Saudi Prince Turki bin Abdul Aziz, former ambassador to Washington

Reports are emerging in international media which suggest around 3,000 soldiers and tanks have entered the southern city of Dara’a and taken up positions in the town.

The city had been largely peaceful since a civic delegation from the city presented their requests for reform to President al-Assad.
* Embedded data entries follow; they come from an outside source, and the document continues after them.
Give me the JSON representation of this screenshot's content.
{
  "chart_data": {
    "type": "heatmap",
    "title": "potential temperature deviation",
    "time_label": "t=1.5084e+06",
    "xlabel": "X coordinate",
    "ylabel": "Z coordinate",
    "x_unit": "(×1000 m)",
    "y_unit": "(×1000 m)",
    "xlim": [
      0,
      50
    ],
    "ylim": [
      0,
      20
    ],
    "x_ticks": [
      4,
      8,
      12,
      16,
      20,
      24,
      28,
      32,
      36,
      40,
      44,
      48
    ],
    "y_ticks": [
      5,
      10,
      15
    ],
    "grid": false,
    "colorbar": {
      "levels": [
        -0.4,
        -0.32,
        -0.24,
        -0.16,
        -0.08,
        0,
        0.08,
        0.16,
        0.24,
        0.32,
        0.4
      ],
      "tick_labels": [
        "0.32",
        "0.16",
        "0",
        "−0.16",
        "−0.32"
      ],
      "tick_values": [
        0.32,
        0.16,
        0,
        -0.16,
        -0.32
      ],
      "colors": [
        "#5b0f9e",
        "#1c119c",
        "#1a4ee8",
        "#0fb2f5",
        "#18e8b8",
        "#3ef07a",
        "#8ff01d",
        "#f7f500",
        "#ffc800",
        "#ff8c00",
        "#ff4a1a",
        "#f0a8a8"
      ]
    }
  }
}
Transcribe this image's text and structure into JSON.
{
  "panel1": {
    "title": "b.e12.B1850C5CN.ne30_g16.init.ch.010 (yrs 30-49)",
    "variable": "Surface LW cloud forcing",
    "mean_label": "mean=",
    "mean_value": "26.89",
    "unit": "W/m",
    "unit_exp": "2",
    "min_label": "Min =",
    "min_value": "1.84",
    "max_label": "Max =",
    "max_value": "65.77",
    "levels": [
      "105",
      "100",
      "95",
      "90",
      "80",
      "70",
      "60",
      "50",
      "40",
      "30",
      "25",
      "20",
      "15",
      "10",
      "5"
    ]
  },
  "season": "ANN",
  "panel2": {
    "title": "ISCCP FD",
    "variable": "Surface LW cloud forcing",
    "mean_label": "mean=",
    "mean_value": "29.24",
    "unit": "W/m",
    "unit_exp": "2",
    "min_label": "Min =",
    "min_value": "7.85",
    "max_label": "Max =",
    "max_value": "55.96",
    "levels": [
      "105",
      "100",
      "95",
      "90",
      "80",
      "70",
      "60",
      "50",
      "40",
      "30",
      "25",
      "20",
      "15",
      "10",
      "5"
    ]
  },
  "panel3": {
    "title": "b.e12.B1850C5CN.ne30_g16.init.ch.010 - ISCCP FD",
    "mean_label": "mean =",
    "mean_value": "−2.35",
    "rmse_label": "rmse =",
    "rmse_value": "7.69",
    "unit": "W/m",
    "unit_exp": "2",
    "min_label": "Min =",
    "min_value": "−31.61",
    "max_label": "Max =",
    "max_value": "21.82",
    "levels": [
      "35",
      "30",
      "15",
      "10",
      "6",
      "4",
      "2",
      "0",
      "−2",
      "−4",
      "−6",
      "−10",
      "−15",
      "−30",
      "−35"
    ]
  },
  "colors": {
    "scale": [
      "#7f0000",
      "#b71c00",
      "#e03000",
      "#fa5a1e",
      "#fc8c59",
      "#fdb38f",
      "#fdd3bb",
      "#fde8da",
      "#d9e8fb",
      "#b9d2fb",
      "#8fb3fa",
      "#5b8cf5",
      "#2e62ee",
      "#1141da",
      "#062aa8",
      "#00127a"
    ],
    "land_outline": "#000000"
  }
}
The army and intelligence forces subsequently withdrew from the city.

In the north-east, unusual floods in Hassakeh led to the deaths of six people which the state news agency SANA said was the result of heavy rainfall over the weekend.

The region has been one of the worst affected by the drought, which in turn has been the worst and longest drought in over 40 years.

SANA reported the deaths of seven security personnel in Nawa at the weekend as well as two others in Moadamiya and Homs.

Accusations against the Lebanese Future Movement political bloc have taken a new turn, the London-based Palestinian daily Al-Quds Al-Arabi reports.

Former Lebanese MP Wiam Wahhab claims to be in possession of documents that show Saudi financing of a network of Lebanese politicians and disaffected Syrians which aims to overthrow the government.

Prince Turki bin Abdul Aziz, the Saudi royal allegedly behind the affair, has denied involvement of the Saudi government in Syria’s internal affairs.

Following the most wide-scale violence in Syria since protests began in March, international organisations have been calling for increasing pressure on the government.

The US-based rights organisation Human Rights Watch shifted its position from condemning apparent violent crackdowns on demonstrators, to calling for a UN inquiry and further sanctions from the EU and US, reports the Associated Press.

International pressure on Syria has been publicly mounting in recent weeks in the face of what President al-Assad called a “major conspiracy” against the country.

Meanwhile Syrian lawyers, jurists, ‘human rights activists’ and religious clerics told SANA that excersising freedoms under the new laws cannot include acts of violence, which must be punished under criminal law.

According to a group of lawyers, the abolition of emergency law and the Supreme State Security Court “reflect a commitment to reforms” and “bolster the role of institutions” which has created “an atmosphere of satisfaction” within the judiciary.

In the past two days “dozens” of people have been reported missing and are suspected detained by the authorities following “Great Friday” – the name given by protesters to last Friday’s demonstrations.

In other news, following repeated calls for national unity by the government and declarations by the ‘local committees’ – groups claiming to represent the protest movement – against sectarian division, Christian leaders renewed calls for unity during Easter celebrations in the capital.

A small protest of around 300 people was held outside the Al-Jazeera news channel’s bureau in Damascus The state news agency quoted a protester saying "al-Jazeera is a kitchen of sedition and a factory of conspiracy."

Tishreen newspaper, and most other Syrian newspapers and TV channels, continue to report that ‘eyewitnesses’ who talk to the foreign media are impersonators whose aim is to broadcast misinformation.

The state-run daily also reported today that the uncle of one of the “martyrs” killed in Jouber said he believes his son was killed by “armed gangs” and not the security forces, as has been reported by Al-Jazeera.